Regular expression help

Thu Jul 17 17:15:00 EDT 2003

On Thu, 17 Jul 2003 08:44:50 +0200, "Fredrik Lundh" <fredrik at pythonware.com> wrote:

>David Lees wrote:
>
>> I forget how to find multiple instances of stuff between tags using
>> regular expressions.  Specifically I want to find all the text between a
>> series of begin/end pairs in a multiline file.
>>
>> I tried:
>>  >>> p = 'begin(.*)end'
>>  >>> m = re.search(p,s,re.DOTALL)
>>
>> and got everything between the first begin and last end.  I guess
>> because of a greedy match.  What I want to do is a list where each
>> element is the text between another begin/end pair.
>
>people will tell you to use non-greedy matches, but that's often a
>bad idea in cases like this: the RE engine has to store lots of back-
would you say so for this case? Or how like this case?

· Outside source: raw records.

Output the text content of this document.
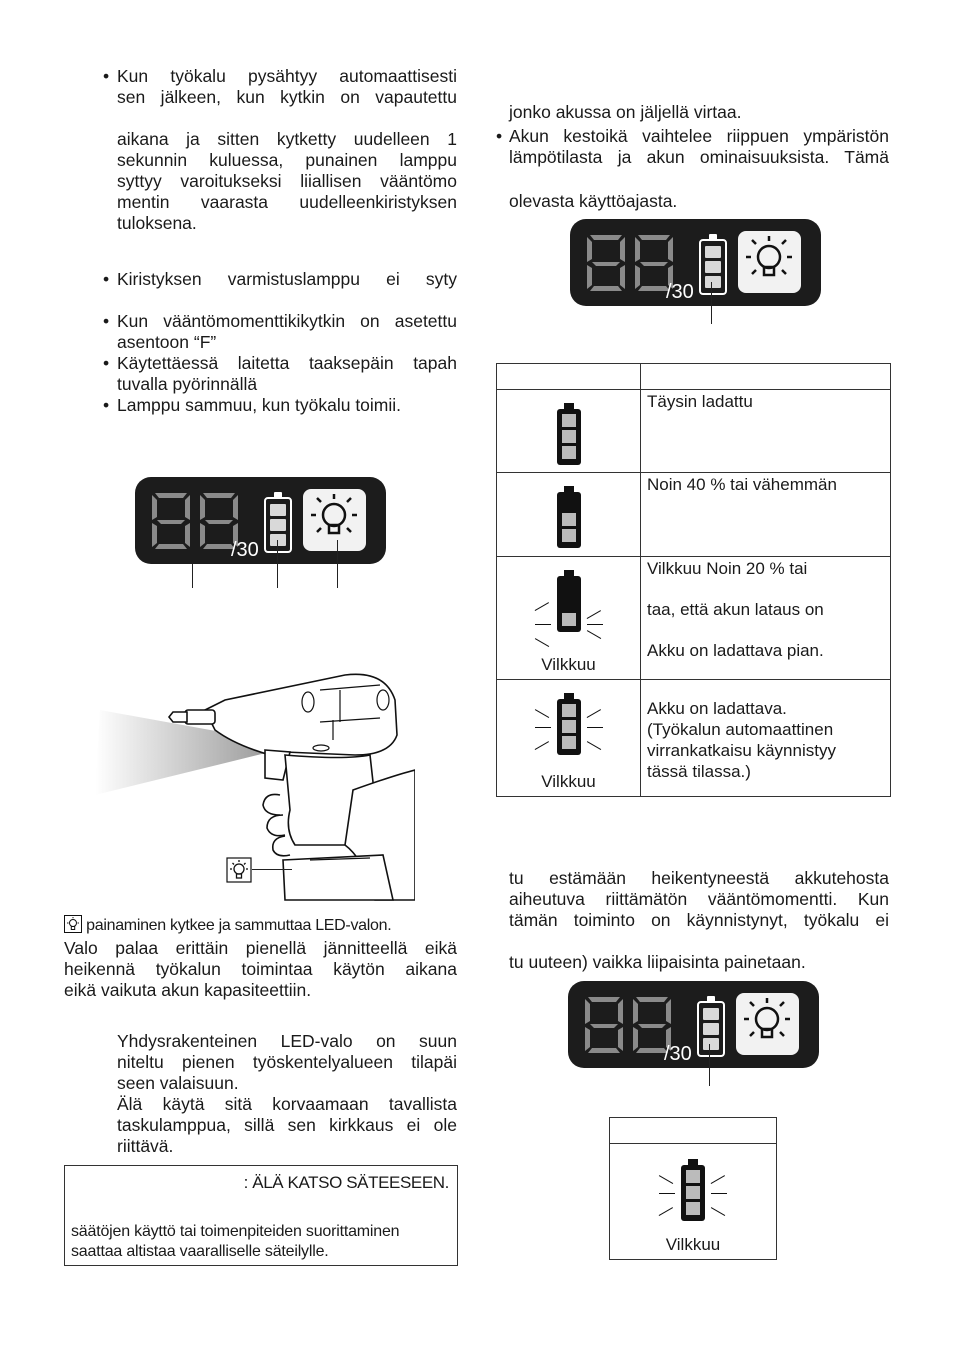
• Kun työkalu pysähtyy automaattisesti
sen jälkeen, kun kytkin on vapautettu
aikana ja sitten kytketty uudelleen 1
sekunnin kuluessa, punainen lamppu
syttyy varoitukseksi liiallisen vääntömo
mentin vaarasta uudelleenkiristyksen
tuloksena.
• Kiristyksen varmistuslamppu ei syty
• Kun vääntömomenttikikytkin on asetettu
asentoon “F”
• Käytettäessä laitetta taaksepäin tapah
tuvalla pyörinnällä
• Lamppu sammuu, kun työkalu toimii.
/30
painaminen kytkee ja sammuttaa LED-valon.
Valo palaa erittäin pienellä jännitteellä eikä
heikennä työkalun toimintaa käytön aikana
eikä vaikuta akun kapasiteettiin.
Yhdysrakenteinen LED-valo on suun
niteltu pienen työskentelyalueen tilapäi
seen valaisuun.
Älä käytä sitä korvaamaan tavallista
taskulamppua, sillä sen kirkkaus ei ole
riittävä.
: ÄLÄ KATSO SÄTEESEEN.
säätöjen käyttö tai toimenpiteiden suorittaminen
saattaa altistaa vaaralliselle säteilylle.
jonko akussa on jäljellä virtaa.
• Akun kestoikä vaihtelee riippuen ympäristön
lämpötilasta ja akun ominaisuuksista. Tämä
olevasta käyttöajasta.
/30

	Täysin ladattu

	Noin 40 % tai vähemmän

Vilkkuu	Vilkkuu Noin 20 % tai
taa, että akun lataus on
Akku on ladattava pian.

Vilkkuu	Akku on ladattava.
(Työkalun automaattinen
virrankatkaisu käynnistyy
tässä tilassa.)
tu estämään heikentyneestä akkutehosta
aiheutuva riittämätön vääntömomentti. Kun
tämän toiminto on käynnistynyt, työkalu ei
tu uuteen) vaikka liipaisinta painetaan.
/30

Vilkkuu
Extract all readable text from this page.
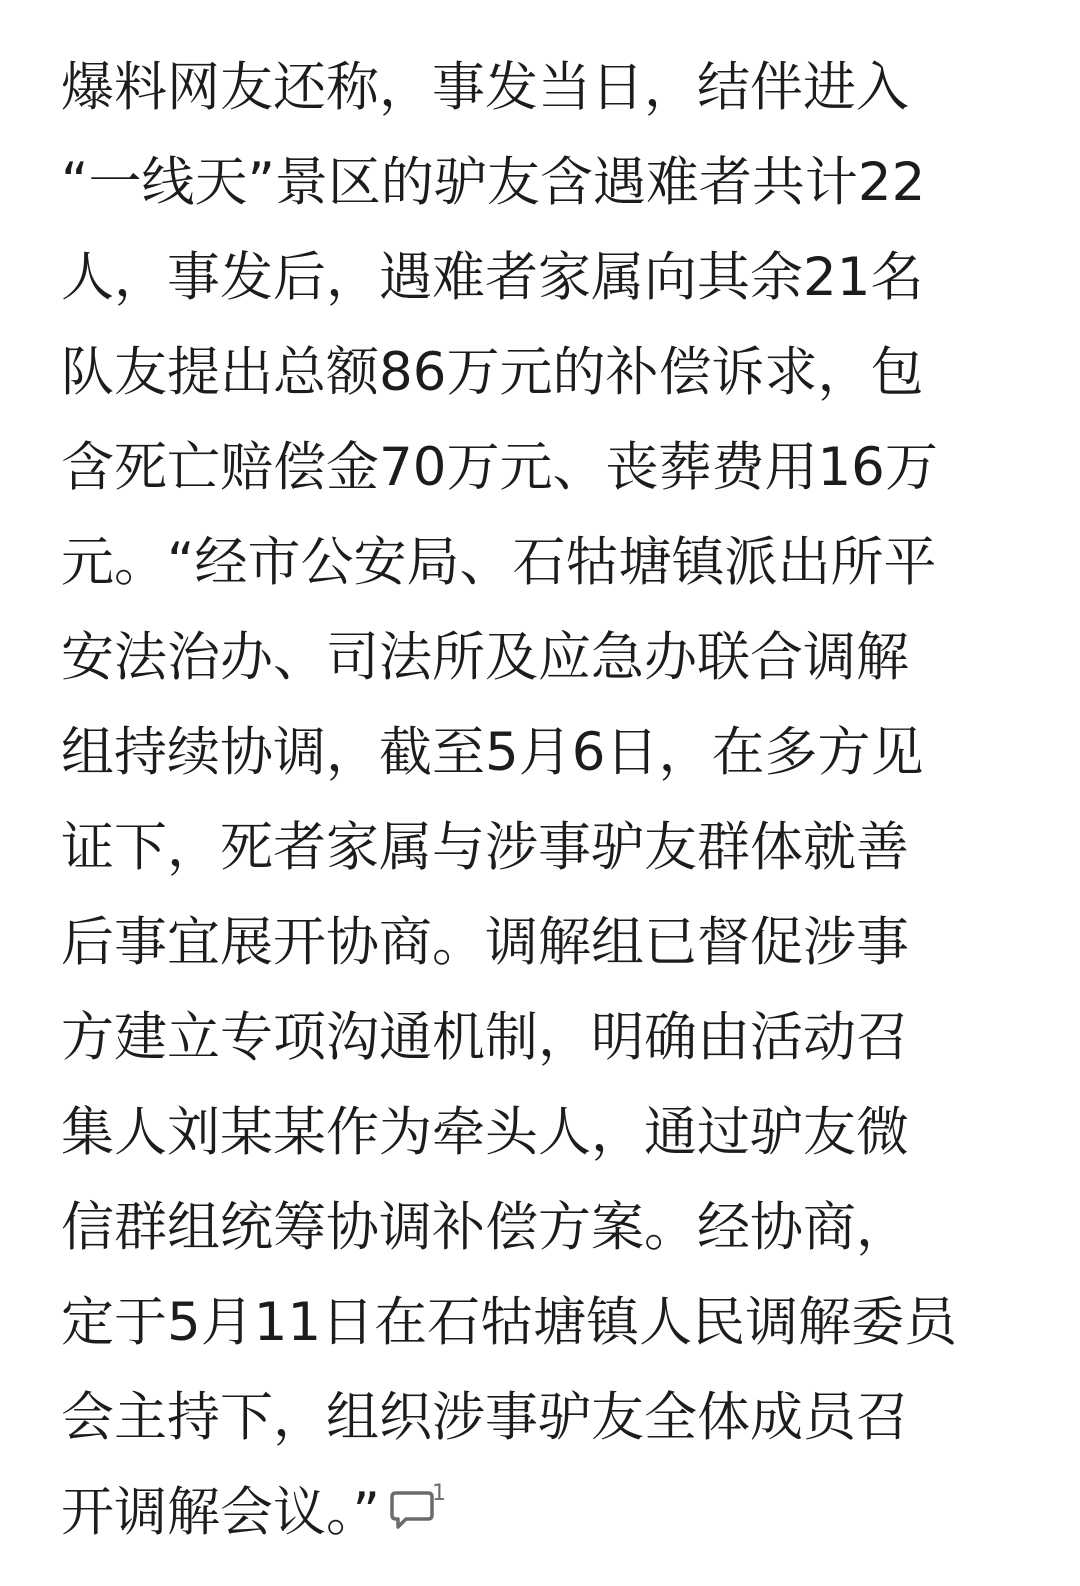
爆料网友还称，事发当日，结伴进入
“一线天”景区的驴友含遇难者共计22
人，事发后，遇难者家属向其余21名
队友提出总额86万元的补偿诉求，包
含死亡赔偿金70万元、丧葬费用16万
元。“经市公安局、石牯塘镇派出所平
安法治办、司法所及应急办联合调解
组持续协调，截至5月6日，在多方见
证下，死者家属与涉事驴友群体就善
后事宜展开协商。调解组已督促涉事
方建立专项沟通机制，明确由活动召
集人刘某某作为牵头人，通过驴友微
信群组统筹协调补偿方案。经协商，
定于5月11日在石牯塘镇人民调解委员
会主持下，组织涉事驴友全体成员召
开调解会议。” 1
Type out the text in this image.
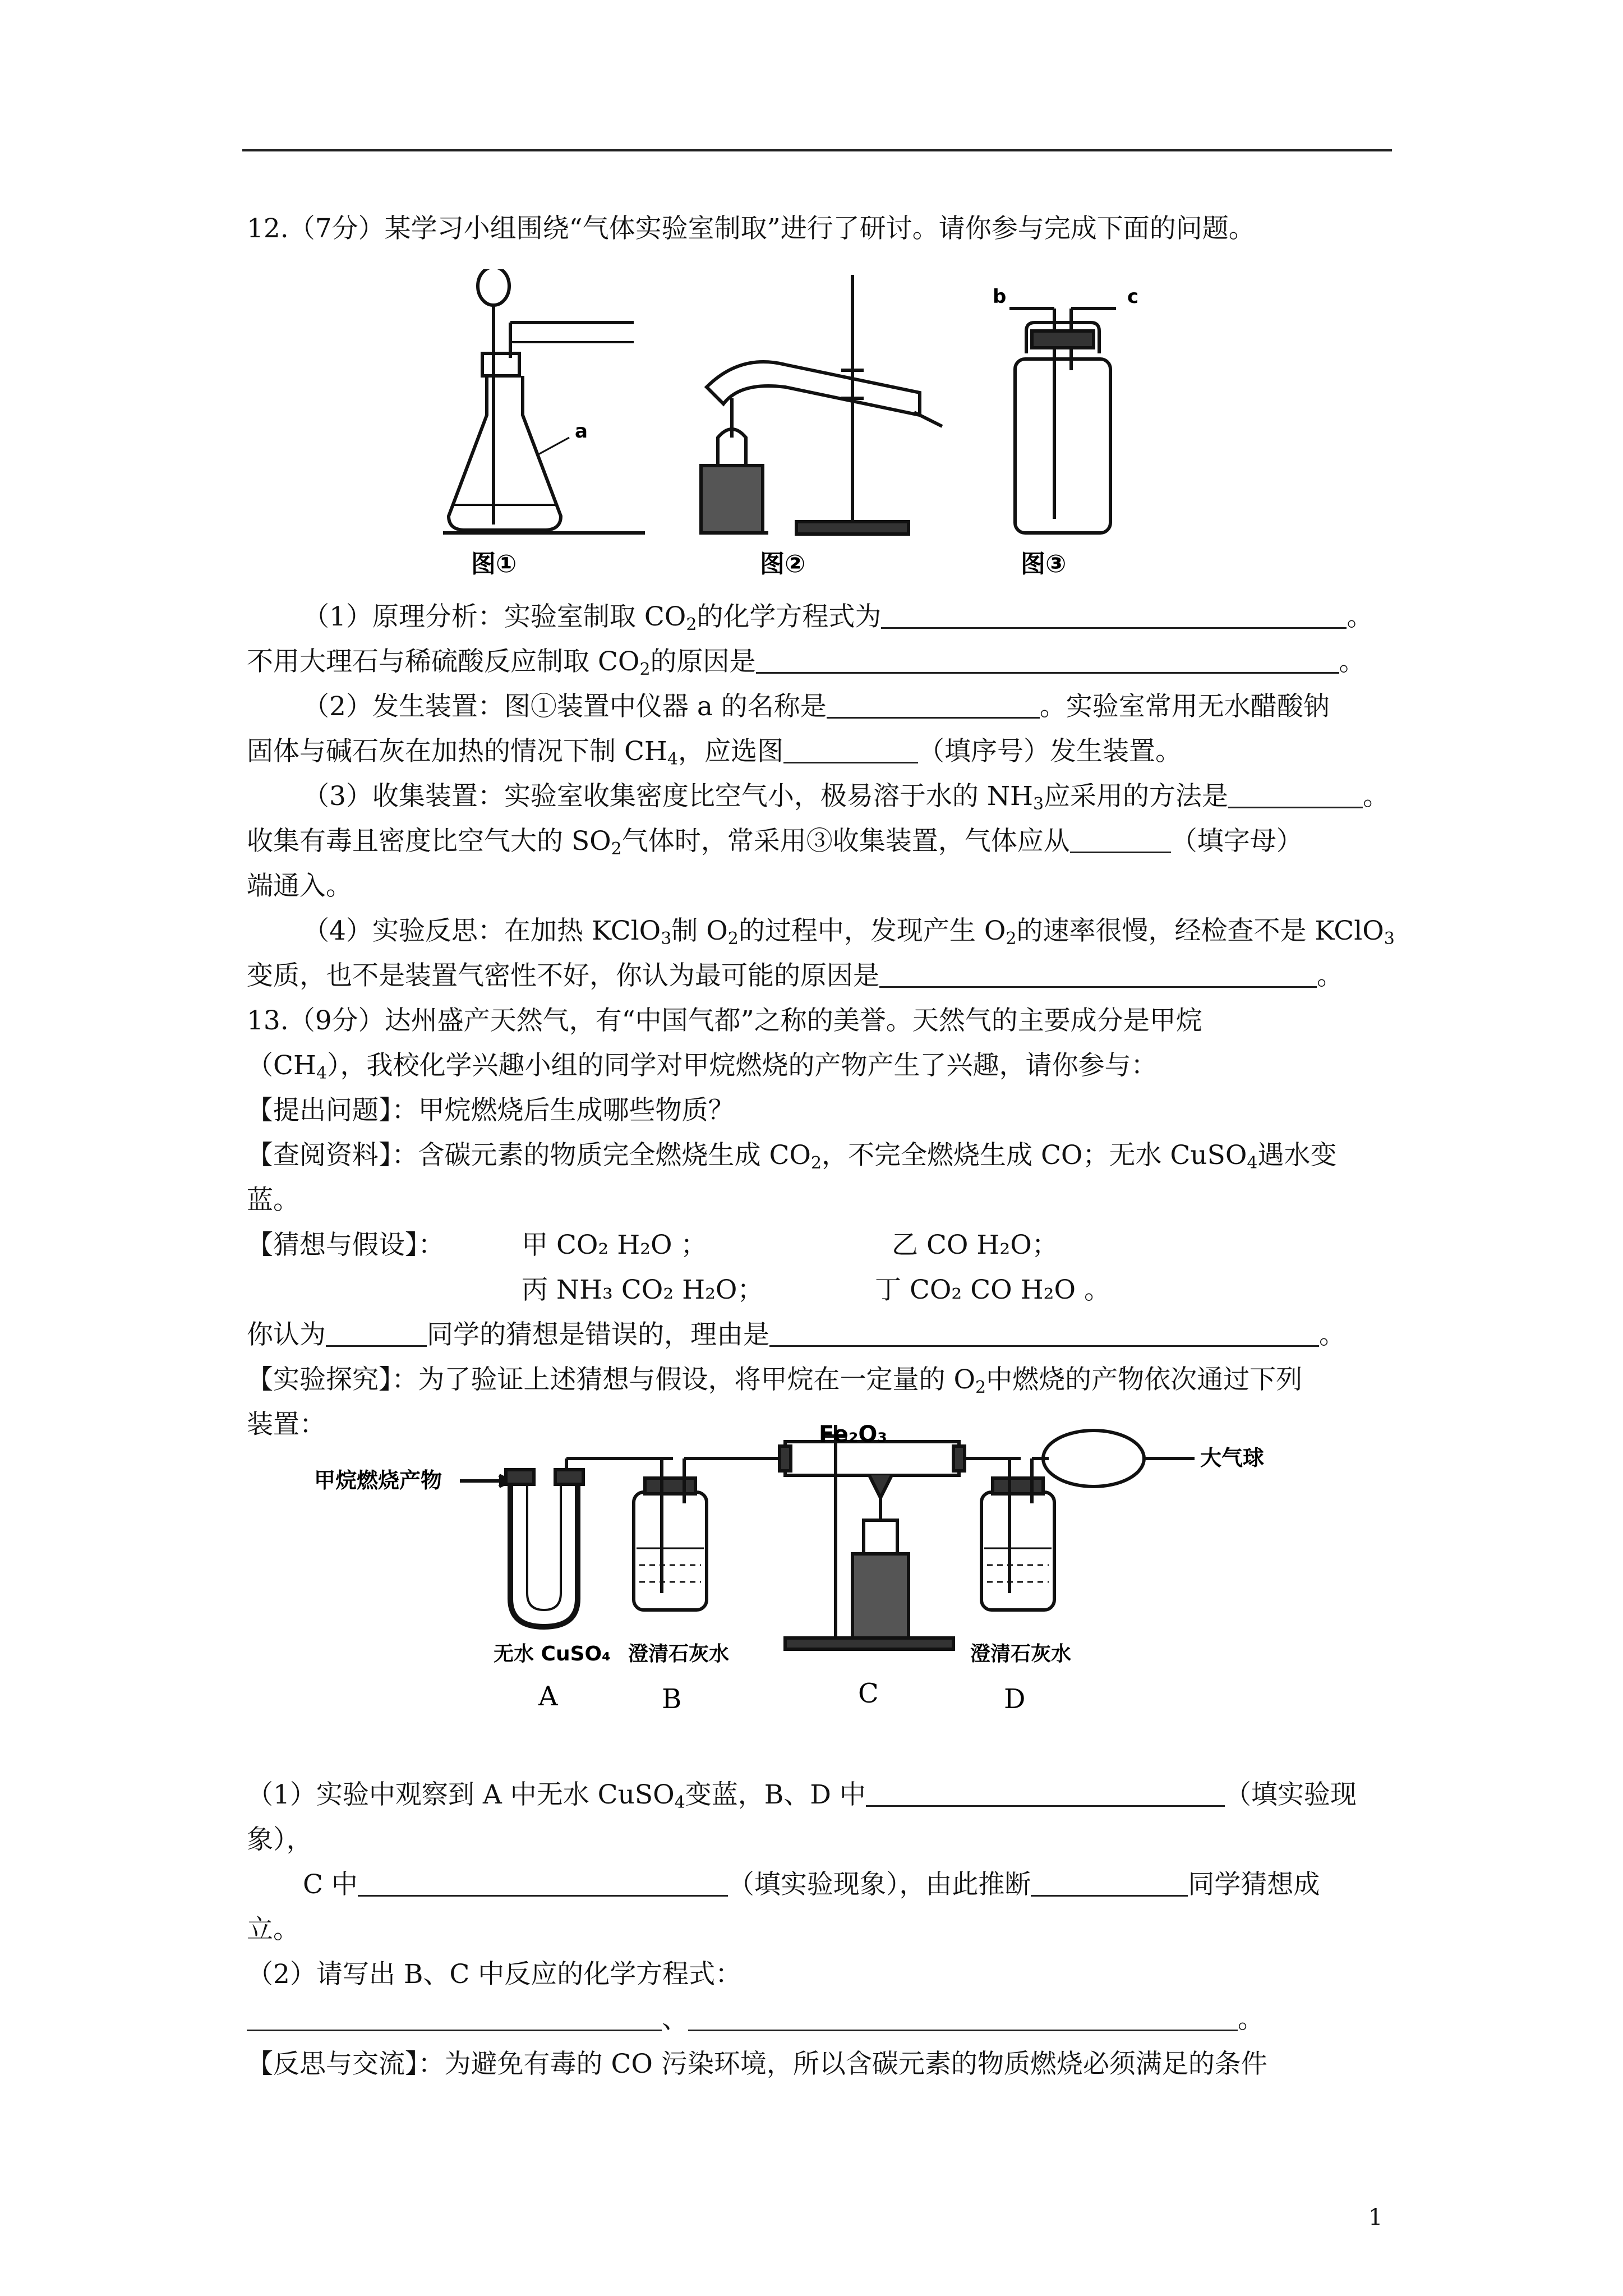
12.（7分）某学习小组围绕“气体实验室制取”进行了研讨。请你参与完成下面的问题。
a
图①	图②
b	c
图③
（1）原理分析：实验室制取 $CO_2$的化学方程式为	。
不用大理石与稀硫酸反应制取 $CO_2$的原因是	。
（2）发生装置：图①装置中仪器 a 的名称是	。实验室常用无水醋酸钠
固体与碱石灰在加热的情况下制 $CH_4$，应选图	（填序号）发生装置。
（3）收集装置：实验室收集密度比空气小，极易溶于水的 $NH_3$应采用的方法是	。
收集有毒且密度比空气大的 $SO_2$气体时，常采用③收集装置，气体应从	（填字母）
端通入。
（4）实验反思：在加热 KClO$_3$制 $O_2$的过程中，发现产生 $O_2$的速率很慢，经检查不是 KClO$_3$
变质，也不是装置气密性不好，你认为最可能的原因是	。
13.（9分）达州盛产天然气，有“中国气都”之称的美誉。天然气的主要成分是甲烷
$(CH_4)$，我校化学兴趣小组的同学对甲烷燃烧的产物产生了兴趣，请你参与：
【提出问题】：甲烷燃烧后生成哪些物质？
【查阅资料】：含碳元素的物质完全燃烧生成 $CO_2$，不完全燃烧生成 CO；无水 CuSO$_4$遇水变
蓝。
【猜想与假设】：	甲 CO₂ H₂O ；	乙 CO H₂O；
丙 NH₃ CO₂ H₂O；	丁 CO₂ CO H₂O 。
你认为	同学的猜想是错误的，理由是	。
【实验探究】：为了验证上述猜想与假设，将甲烷在一定量的 $O_2$中燃烧的产物依次通过下列
装置：
甲烷燃烧产物
Fe₂O₃
大气球
无水 CuSO₄ 澄清石灰水	澄清石灰水
A	B	C	D
（1）实验中观察到 A 中无水 CuSO$_4$变蓝，B、D 中	（填实验现
象），
C 中	（填实验现象），由此推断	同学猜想成
立。
（2）请写出 B、C 中反应的化学方程式：
、	。
【反思与交流】：为避免有毒的 CO 污染环境，所以含碳元素的物质燃烧必须满足的条件
1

>tracking information, and your program will consume a lot more
>memory than it has to (and may run out of stack and/or memory).
For the above case, wouldn't the regex compile to a state machine
that just has a few states to recognize e out of .*  and then revert to .*
if the next is not n, and if it is, then look for d similarly, and if not,
revert to .*, etc or finish? For a short terminating match, it would seem
relatively cheap?

>at this point, it's also obvious that you don't really have to use
>regular expressions:
>
>    pos = 0
>
>    while 1:
>        start = text.find("begin", pos)
>        if start < 0:
>            break
>        start += 5
>        end = text.find("end", start)
>        if end < 0:
>            break
>        process(text[start:end])
>        pos = end # move forward
>
></F>

Or breaking your loop with an exception instead of tests:

 >>> text = """begin s1 end
 ... sdfsdf
 ... begin s2 end
 ... """

 >>> def process(s): print 'processing(%r)'%s
 ...
 >>> try:
 ...     end = 0 # end of previous search
 ...     while 1:
 ...         start = text.index("begin", end) + 5
 ...         end = text.index("end", start)
 ...         process(text[start:end])
 ... except ValueError:
 ...    pass
 ...
 processing(' s1 ')
 processing(' s2 ')

Or if you're guaranteed that every begin has an end, you could also write

 >>> for begxxx in text.split('begin')[1:]:
 ...    process(begxxx.split('end')[0])
 ...
 processing(' s1 ')
 processing(' s2 ')

Regards,
Bengt Richter